Conservation of glutamate receptor 2-containing AMPA receptors during long-term potentiation

Abstract

Long-term potentiation (LTP) at hippocampal synapses is thought to involve the insertion of AMPA receptors into the postsynaptic membrane. Conflicting evidence exists as to whether calcium-permeable receptors are inserted during LTP and whether synaptic activity mediated by the newly inserted AMPA receptors is required to maintain the increase in synaptic strength. Here, we rigorously test these hypotheses and conclude that calcium-permeable AMPA receptors are not inserted during LTP nor does potentiation require ongoing activity to be maintained.

Figure 1.

LTP is not associated with a change in the rectification of synaptic AMPAR currents. A, Average I–V plots for synaptic currents in wt (R2^+/+; n = 6) and R2^−/− (n = 5) pyramidal cells. Top, Example traces. Calibration: 50 pA, 20 ms. B, Summary data in which the I–V profile of synaptic currents was measured in a control and a potentiated pathway (n = 24). Top, Example traces and I–V plots. Gray, Before LTP; black, after LTP. Calibration: 50 pA, 20 ms. C, RIs for a sample of 24 cells between the control and potentiated pathway. The RI for cells in the R2^−/− is included for comparison. Error bars represent SEM. In A, mouse brain slices were used; in B and C, rat slices were used. The experiments in B and C were repeated with mouse slices with no apparent difference, and the data were pooled.

Figure 2.

A, Sample experiment in which a cell was voltage clamped at +50 mV during the entire experiment, except during pairing to 0 mV (black bar). Top, Example traces. Calibration: 80 pA, 20 ms. B, Pooled data for nine experiments as in A. C, Sets of sample traces of synaptic responses in three different cells before and after LTP at negative and positive potentials in the absence of APV. Traces are presented on two timescales for comparison. Black, Before LTP; gray, after LTP. Vertical calibration bar: 80 pA. Right, Averaged EPSC slope change for seven such recordings at negative and positive potentials (n = 7; p = 0.43). Error bars represent SEM. Experiments were conducted in rat brain slices.

Figure 3.

Phtx-433 does not block synaptic currents after LTP. A, Summary data for experiments in which 10 μm Phtx-433 was applied to fEPSPs in R2^+/+(n = 4) and R2^−/− (n = 4) slices.
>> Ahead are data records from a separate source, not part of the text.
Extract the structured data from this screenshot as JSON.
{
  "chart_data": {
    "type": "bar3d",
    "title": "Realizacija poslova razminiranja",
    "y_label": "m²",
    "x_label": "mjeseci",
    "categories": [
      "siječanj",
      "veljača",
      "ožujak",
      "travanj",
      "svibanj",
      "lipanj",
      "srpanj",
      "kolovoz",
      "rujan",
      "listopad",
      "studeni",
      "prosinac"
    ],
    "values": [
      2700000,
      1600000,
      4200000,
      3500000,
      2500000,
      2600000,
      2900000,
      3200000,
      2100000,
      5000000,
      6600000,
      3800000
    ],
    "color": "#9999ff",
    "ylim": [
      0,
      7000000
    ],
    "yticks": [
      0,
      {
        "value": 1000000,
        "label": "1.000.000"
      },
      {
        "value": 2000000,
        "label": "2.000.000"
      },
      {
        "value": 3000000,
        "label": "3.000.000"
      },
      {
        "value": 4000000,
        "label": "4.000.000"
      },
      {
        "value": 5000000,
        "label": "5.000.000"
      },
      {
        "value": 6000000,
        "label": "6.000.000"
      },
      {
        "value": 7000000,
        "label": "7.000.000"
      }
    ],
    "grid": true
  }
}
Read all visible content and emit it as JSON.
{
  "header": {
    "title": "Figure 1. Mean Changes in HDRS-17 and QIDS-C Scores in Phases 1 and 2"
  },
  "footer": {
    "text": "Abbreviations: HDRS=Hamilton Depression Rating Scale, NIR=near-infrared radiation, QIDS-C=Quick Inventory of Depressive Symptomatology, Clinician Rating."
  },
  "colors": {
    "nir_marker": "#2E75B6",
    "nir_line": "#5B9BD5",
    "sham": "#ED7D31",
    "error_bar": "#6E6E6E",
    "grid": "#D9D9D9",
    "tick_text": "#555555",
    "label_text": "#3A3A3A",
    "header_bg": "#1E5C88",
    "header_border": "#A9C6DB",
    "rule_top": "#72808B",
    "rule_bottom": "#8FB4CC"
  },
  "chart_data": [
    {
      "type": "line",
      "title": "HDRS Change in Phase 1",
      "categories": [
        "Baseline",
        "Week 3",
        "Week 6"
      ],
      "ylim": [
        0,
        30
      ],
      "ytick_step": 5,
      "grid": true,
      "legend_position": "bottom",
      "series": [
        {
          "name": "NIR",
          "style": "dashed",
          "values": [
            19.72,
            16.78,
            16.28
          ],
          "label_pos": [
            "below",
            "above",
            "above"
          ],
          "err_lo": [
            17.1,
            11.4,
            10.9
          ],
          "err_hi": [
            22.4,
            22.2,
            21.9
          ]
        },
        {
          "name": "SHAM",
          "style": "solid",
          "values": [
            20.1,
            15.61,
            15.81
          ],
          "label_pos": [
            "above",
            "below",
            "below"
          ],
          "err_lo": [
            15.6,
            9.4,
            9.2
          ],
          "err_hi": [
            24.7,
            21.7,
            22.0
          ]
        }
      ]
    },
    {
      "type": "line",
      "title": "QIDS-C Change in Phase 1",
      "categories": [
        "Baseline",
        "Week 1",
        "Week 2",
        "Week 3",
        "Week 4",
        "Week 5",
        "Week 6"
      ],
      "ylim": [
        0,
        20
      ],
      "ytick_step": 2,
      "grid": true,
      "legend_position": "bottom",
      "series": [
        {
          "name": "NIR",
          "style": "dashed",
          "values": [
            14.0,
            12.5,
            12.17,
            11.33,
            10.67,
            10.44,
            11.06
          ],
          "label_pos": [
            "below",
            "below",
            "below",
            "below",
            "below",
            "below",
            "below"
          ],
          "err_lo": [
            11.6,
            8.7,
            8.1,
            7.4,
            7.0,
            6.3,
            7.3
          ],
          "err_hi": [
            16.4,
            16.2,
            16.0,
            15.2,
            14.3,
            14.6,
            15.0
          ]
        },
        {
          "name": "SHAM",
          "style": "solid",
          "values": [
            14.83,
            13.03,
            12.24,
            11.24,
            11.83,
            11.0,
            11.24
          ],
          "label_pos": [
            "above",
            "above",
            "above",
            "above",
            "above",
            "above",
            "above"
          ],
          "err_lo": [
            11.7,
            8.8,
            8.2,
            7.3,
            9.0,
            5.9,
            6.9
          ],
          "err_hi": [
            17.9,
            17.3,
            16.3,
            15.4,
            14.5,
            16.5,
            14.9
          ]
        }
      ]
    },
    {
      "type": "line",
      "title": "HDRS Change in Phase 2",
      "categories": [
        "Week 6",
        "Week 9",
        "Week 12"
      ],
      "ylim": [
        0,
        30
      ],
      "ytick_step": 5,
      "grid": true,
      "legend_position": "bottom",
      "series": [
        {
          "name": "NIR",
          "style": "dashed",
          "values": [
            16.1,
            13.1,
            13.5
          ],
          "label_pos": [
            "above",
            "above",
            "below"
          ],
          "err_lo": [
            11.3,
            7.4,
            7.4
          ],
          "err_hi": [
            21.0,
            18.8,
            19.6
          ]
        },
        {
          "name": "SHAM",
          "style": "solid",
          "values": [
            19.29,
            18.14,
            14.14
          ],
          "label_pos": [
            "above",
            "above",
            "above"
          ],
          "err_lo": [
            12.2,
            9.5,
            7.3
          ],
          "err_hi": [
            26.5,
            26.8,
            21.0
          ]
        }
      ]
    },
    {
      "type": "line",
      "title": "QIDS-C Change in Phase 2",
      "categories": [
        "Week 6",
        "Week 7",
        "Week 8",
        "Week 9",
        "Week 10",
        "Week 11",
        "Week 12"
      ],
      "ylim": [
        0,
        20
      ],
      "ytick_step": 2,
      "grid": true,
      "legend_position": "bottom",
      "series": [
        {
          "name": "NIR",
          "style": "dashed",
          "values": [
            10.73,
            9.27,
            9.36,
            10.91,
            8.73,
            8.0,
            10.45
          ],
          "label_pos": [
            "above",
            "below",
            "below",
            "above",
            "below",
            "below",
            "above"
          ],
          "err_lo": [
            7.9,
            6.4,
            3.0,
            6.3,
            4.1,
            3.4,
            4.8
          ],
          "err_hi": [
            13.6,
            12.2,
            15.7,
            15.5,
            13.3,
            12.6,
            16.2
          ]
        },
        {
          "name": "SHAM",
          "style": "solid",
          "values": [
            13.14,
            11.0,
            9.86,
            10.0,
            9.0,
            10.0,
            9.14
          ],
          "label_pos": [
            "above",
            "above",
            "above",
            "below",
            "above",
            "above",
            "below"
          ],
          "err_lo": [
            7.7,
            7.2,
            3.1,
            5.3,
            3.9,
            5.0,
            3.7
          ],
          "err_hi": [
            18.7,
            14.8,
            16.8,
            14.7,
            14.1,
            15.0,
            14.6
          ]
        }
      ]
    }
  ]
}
Open triangles indicate the second pathway in experiments on R2^−/− slices (the second pathway for R2^+/+ slices has been omitted for clarity). Top, Example traces. Calibration: 0.3 mV, 10 ms. B, Summary data for experiments in which 10 μm Phtx-433 was applied to whole-cell EPSCs in R2^+/+(n = 5) and R2^−/− (n = 4) slices. Application of 10 μm CNQX at the end of the recording confirmed that the remaining unblocked EPSC was mediated by AMPARs. Top, Example traces. Calibration: 30 pA, 20 ms. C, Summary data for experiments in which 10 μm Phtx-433 (open symbols; n = 10) or no Phtx-433 (closed symbols; n = 8) was applied to fEPSPs after the induction of LTP by tetanization in one pathway (circles) but not the second control (triangles) pathway. Top, Example traces. Calibration: 0.5 mV, 10 ms. D, Summary data for experiments in which 10 μm Phtx-433 (open symbols; n = 9) or no Phtx-433 (closed symbols; n = 8) was applied to whole-cell EPSCs after the induction of LTP by pairing in one pathway (circles) but not the second control pathway (triangles). Top, Example traces. Calibration: 80 pA, 20 ms. All data were collected using mouse brain slices. Error bars represent SEM.

Figure 4.

LTP does not require synaptic activity to be maintained. A, Summary data for experiments in which two pathways were tetanized, but one pathway was stopped for 15 min after induction (open symbols). Top, Example traces. n = 6. Calibration: 0.3 mV, 10 ms. B, Summary data for experiments in which kynurenate (1 mm) was rapidly applied for 7 min after induction of LTP in one pathway (n = 6). Top, Example traces. Calibration: 30 pA, 15 ms. Error bars represent SEM. All data were collected using mouse brain slices.